Empathy Intervention – Austin Gnecco

At the beginning of last year there was a new student that came to my high school. She was from New Mexico, and to my friends and I who had grown up in the SF Bay Area all of our lives, had a very different way of life. To be honest my friends and I never really thought much of it. She and the rest of us found it fun to compare our different traditions and how we approached different topics in the Bay Area vs Rural New Mexico and got a good laugh out of a difference every once in a while. But one day she mentioned something to us that we all found very concerning: She would drive to and from her work despite the fact that she was not an insured driver (which should it not be obvious, is very much illegal). We immediately jumped on this comment and over the next few days demanded that she find some way to become a member on her parent’s insurance so that she would not be breaking the law.

Our concern stemmed from a place of concern for her- we did not want her to get arrested for driving uninsured or otherwise get into trouble that would mess up the college future that she continually talked about- but after a couple of days I realized that it was not a very empathetic response to the situation that she was in.

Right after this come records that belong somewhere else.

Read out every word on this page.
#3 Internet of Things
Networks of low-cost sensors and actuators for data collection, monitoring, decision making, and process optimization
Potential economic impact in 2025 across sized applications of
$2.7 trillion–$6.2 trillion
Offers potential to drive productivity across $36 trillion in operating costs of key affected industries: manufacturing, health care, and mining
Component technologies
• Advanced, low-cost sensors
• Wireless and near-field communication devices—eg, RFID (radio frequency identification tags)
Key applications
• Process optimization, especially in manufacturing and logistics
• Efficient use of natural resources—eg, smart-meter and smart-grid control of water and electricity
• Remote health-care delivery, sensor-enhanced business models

Moving from New Mexico, the cost of living in the bay area was much higher than anything that she had dealt with before, and her family had been struggling financially since they arrived. It occurred to me that the extra $2-3k dollars that insurance costs for a teen yearly was not an easy bill for them to foot. On top of that, her prior method of transportation that she used to get to and from work, her bike, had been ruined when she had been hit by a car a few weeks before while biking to work- fortunately she was alright.

After thinking about it, I realized that while I had meant well by my demands that she get insurance, they did not come from a place of empathy given the situation that she was in. Instead some of us volunteered to give her rides to and from work until she was later eventually able to get car insurance. While I originally saw someone who was recklessly endangering themselves and others for selfish interests, I needed to look from her view to see that she was trying her best to manage a job, her finances, school and a now-broken bike. It was an experience that taught me the importance of empathy and looking at a situation through another person’s eyes.